Na educação, muros de livros são erguidos. São muros “sem partido”. O muro de Mendonça, filho da ignorância de que a política desune, “reformou” o ensino para dividir. O público terá menos livros, menos professores, menos conhecimento, mas os indesejáveis filhos dos miseráveis brasileiros ficarão presos nas escolas por mais tempo. Presos nos muros da benevolência que esconde a vontade de separar. Os educadores, estes pobres diabos, que se virem com os pequenos trastes lá dentro. Crianças contra quem o governo claramente reergue o muro no ensino superior. Desmontam-se os financiamentos, destroem-se as bases curriculares e os filhos do Brasil pobre jamais saberão o que é uma “clava forte”, já que nunca deitaram em berço esplêndido. Se ousaram, um dia, diminuir os muros da desigualdade econômica, que criemos o meritocrático muro do conhecimento.
Por outro lado, construída com frágeis tijolos jurisprudenciais e muito cimento de convicção, ergue-se a muralha da justiça. Certamente com letra minúscula, como quem a tem aplicado. O Mouro e o Evangélico se unindo contra o Brasil que comia. Contra o Brasil que tinha emprego. Se a justiça já tinha em si muros imensos no Brasil, agora os têm convictos de que nada mais é necessário para encarcerar do que a vontade do encarcerador. Se nunca foi igual para todos, a verdade é que ousaram dizer – um dia – que pobre tinha direitos. Tem sim, eles nos lembram. Aquele direito que surge de velhice antes dos trinta, de emboscada antes dos vinte e de fome um pouco por dia. Aos amigos tudo, aos inimigos a covardia. Escondida nas togas que, atualmente, nada mais têm do que a legitimidade do tecido negro.

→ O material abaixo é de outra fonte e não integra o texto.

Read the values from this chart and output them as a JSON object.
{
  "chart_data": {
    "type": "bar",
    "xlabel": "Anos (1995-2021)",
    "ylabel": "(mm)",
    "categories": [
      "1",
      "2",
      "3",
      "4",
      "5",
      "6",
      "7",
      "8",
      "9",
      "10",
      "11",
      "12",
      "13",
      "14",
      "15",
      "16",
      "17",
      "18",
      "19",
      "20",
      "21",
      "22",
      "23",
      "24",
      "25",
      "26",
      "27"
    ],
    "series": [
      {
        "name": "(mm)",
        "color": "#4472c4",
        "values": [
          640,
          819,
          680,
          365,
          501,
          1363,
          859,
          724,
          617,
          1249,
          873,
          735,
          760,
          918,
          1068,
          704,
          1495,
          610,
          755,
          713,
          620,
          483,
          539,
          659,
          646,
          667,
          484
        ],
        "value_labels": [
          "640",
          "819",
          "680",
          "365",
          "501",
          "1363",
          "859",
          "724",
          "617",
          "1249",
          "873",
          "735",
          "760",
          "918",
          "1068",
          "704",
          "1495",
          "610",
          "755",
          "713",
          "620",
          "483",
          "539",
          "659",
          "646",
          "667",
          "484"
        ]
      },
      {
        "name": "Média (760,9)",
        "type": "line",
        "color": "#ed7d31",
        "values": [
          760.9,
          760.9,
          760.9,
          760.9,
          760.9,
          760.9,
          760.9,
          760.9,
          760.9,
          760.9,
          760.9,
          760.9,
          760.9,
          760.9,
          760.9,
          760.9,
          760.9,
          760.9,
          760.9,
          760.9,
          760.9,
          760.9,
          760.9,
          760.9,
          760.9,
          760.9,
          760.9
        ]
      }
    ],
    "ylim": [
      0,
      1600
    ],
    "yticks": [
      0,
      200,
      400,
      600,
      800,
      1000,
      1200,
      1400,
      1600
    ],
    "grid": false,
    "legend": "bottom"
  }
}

Mas, a maior das muralhas está sendo construída. Em silêncio. Tijolo por tijolo para se certificar que o poder seja, novamente, intocável neste país. Os desafortunados, os indigentes, os desprovidos tiveram a audácia de por quatro pleitos pensarem que eram brasileiros. Esqueceram-se de quinhentos anos da mesma história sendo repetida. A golpes de chicote, no pau-de-arara ou com spray de pimenta. Fingiram-se de desentendidos e chegaram a gritar “diretas já”. Temer, Mendes e Maia constroem o parlamentarismo no Brasil. Nosso “cordón sanitaire”. A certeza de que as urnas, quando abertas, represar-se-ão (e eis a beleza da mesóclise) na Brasília do vazio. Aquela. Um parlamentarismo distrital, com as listas fechadas e esta mendicância pedinte e maldotada, que tem o desplante de se achar digna do artigo 5º, voltará a entender o seu lugar no país. Separada por muros. Sem tocá-los. E sem grafite.